In a statement today, it said the strategic investment represents a significant milestone in the group’s long-term international expansion strategy and reinforces Supermax’s commitment to strengthening its presence within the Latin American healthcare and industrial markets.
“The group believes that Brazil presents a compelling long-term growth opportunity due to its large and growing healthcare sector; increasing regional demand for medical and industrial gloves; strategic access to the Mercosur market; and ongoing government initiatives aimed at supporting local manufacturing and reducing import dependency,” it said.
The proposed project will involve the development of an integrated manufacturing facility, installed production capacity, flexible manufacturing capabilities, and target markets.

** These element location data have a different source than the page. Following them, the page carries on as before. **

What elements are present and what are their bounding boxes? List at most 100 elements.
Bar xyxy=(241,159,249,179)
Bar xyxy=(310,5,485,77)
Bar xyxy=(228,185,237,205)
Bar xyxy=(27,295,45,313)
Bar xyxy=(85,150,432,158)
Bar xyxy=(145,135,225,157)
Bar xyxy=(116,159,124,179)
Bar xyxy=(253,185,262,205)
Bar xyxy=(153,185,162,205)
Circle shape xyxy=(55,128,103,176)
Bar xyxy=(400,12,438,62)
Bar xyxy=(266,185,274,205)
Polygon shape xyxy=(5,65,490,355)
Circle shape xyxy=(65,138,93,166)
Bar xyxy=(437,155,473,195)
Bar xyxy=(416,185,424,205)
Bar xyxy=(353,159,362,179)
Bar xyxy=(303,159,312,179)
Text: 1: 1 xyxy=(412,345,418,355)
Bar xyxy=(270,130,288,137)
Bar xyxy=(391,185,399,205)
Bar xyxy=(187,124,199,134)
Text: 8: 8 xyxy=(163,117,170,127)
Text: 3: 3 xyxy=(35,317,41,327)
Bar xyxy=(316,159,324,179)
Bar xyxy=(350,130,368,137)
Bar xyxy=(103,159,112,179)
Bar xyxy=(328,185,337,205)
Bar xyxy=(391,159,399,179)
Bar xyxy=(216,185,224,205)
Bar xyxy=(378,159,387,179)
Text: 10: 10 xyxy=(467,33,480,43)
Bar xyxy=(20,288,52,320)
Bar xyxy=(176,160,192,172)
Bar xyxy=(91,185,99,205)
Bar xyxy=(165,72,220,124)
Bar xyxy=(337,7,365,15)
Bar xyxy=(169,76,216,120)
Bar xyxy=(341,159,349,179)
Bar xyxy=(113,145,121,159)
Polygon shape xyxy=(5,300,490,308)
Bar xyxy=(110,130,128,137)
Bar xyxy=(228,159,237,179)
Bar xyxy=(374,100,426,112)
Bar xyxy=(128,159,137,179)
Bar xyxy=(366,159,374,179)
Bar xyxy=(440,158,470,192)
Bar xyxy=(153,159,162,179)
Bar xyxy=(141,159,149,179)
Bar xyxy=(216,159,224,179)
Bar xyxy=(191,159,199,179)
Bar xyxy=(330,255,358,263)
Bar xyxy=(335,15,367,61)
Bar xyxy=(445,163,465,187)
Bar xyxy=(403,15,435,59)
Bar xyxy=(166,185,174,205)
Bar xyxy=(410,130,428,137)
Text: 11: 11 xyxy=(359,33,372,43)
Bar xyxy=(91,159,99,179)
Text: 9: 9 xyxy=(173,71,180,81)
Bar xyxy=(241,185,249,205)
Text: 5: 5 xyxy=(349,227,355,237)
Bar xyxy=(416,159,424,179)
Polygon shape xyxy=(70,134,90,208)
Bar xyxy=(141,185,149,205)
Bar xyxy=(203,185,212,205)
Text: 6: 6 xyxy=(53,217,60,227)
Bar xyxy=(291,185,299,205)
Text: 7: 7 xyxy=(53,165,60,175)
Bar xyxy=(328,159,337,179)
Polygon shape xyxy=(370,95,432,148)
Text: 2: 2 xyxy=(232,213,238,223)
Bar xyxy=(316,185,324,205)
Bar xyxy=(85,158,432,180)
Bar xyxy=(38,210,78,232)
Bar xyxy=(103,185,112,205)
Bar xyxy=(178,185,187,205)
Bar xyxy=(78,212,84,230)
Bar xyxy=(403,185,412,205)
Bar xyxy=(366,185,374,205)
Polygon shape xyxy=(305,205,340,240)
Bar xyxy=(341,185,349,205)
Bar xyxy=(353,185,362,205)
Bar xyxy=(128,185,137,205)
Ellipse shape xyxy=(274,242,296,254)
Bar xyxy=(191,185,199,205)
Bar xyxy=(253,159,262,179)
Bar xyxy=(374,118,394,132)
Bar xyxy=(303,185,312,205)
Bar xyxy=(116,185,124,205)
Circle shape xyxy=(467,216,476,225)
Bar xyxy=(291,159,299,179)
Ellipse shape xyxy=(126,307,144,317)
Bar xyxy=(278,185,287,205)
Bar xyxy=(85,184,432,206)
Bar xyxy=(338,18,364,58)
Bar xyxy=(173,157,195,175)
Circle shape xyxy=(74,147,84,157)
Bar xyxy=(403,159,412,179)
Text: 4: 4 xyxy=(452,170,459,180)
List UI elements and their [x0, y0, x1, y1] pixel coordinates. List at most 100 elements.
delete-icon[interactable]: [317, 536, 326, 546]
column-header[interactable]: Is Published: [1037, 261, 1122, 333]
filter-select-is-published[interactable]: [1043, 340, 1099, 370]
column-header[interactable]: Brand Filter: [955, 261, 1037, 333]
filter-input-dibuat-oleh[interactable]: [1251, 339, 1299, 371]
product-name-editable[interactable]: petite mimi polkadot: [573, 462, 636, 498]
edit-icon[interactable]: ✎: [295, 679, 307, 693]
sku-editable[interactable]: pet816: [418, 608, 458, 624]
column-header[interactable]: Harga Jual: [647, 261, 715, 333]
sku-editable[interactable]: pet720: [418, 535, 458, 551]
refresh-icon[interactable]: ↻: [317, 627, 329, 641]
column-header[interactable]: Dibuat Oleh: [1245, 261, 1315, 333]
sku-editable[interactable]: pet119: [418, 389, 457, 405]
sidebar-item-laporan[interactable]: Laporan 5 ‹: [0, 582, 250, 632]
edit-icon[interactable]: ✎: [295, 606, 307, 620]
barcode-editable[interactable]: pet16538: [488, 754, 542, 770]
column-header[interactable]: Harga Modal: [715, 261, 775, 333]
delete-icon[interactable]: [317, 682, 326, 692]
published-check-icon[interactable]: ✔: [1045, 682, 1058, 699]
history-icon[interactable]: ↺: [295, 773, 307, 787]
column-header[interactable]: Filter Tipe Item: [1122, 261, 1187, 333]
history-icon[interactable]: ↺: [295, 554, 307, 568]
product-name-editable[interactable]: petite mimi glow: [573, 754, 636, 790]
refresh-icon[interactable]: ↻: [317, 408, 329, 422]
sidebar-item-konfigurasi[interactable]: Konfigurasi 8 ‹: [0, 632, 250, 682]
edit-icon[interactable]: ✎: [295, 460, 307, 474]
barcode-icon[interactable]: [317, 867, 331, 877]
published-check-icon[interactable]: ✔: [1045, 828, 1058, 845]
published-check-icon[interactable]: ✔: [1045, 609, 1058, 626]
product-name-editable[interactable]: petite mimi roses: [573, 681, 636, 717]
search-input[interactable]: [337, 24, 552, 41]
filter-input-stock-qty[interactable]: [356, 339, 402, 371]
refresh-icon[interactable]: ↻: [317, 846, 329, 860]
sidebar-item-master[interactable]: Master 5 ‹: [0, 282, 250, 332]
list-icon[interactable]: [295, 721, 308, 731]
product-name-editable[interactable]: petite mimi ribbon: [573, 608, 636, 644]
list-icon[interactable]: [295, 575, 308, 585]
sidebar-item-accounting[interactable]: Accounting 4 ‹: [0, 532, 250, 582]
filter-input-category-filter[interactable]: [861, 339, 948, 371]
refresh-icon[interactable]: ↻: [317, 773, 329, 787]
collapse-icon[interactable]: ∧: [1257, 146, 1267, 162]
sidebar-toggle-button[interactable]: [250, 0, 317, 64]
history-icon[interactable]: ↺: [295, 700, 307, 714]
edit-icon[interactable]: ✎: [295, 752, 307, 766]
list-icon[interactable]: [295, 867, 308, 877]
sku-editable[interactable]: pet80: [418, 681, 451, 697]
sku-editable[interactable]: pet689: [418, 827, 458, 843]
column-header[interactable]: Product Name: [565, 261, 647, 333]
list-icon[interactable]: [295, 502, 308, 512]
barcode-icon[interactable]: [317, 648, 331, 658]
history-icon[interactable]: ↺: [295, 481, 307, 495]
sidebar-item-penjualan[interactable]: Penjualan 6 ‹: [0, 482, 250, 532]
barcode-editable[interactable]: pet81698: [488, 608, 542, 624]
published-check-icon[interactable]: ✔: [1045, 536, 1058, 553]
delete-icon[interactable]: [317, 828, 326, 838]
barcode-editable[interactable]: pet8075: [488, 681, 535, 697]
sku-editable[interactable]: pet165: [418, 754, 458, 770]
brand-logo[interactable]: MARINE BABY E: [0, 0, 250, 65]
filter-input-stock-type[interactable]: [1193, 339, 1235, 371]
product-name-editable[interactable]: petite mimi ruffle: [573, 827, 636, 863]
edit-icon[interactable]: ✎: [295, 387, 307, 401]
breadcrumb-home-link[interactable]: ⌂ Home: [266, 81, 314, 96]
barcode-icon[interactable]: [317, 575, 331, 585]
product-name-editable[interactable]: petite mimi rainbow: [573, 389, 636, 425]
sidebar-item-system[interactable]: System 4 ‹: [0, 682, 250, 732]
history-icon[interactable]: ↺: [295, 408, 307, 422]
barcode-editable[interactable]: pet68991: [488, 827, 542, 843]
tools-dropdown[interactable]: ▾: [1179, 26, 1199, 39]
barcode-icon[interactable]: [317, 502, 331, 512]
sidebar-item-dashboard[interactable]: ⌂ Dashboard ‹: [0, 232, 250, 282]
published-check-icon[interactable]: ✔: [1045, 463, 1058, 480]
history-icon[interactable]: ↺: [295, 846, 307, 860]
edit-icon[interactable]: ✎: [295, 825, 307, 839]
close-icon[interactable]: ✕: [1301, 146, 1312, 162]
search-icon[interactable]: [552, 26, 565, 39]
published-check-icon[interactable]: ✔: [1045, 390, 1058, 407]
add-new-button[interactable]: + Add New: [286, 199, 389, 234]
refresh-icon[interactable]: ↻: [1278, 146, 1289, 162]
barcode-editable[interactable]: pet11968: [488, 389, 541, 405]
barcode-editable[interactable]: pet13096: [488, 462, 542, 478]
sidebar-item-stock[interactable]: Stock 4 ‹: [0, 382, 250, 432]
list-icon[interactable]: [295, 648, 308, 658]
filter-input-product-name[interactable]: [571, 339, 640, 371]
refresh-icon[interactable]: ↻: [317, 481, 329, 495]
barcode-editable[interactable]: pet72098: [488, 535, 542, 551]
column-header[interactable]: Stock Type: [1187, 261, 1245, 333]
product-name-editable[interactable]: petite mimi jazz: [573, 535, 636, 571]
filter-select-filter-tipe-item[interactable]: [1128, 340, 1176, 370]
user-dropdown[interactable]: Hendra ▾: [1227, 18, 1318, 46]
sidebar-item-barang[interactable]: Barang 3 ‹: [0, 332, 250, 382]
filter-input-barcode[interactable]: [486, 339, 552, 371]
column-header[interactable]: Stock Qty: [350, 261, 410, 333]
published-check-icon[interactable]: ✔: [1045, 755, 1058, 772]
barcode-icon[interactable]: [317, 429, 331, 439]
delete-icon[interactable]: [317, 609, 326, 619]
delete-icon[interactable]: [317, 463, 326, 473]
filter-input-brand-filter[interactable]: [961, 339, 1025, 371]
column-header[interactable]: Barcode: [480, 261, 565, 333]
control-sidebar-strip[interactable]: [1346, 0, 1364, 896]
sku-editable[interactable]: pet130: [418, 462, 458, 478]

Supermax Brasil has been actively engaging with the relevant Brazilian authorities and stakeholders in relation to the implementation of the project and the development of a local manufacturing ecosystem.
The group also intends to expand market penetration into Mercosur associate member countries including Chile, Colombia, Ecuador, Guyana, Panama, Peru, and Suriname.
On the funding structure, it said the investment will be implemented in two phases. Phase 1 will involve an initial investment of about 150 million Brazilian Real (US$30 million), to be funded by internally generated funds and retained earnings; and Phase 2 comprises subsequent expansion phase to support future market growth and regional demand expansion.
Meanwhile, Supermax posted a higher net loss of RM41.14 million in the third quarter ended March 31, 2026 (3Q) from RM23.81 million in the same quarter a year ago.
In a Bursa Malaysia filing today, it said revenue decreased to RM126.76 million from RM203.67 million, mainly due to the impact of the strengthening ringgit against the US dollar and lower average selling price (ASP).
For the nine months ended March 31, 2026, net loss widened to RM234.19 million from RM93.35 million in the preceding year’s corresponding period, while revenue fell to RM519.76 million from RM627.11 million previously.
On prospects, it said that overall, the group expects a positive outlook.
“Despite persistent cost headwinds, robust healthcare demand and improved overseas market conditions provide a firm foundation for resilience and sustainable value creation.
“We are working towards the turnaround of the group and remain confident that it will return to profitability in the second half of 2026,” it said.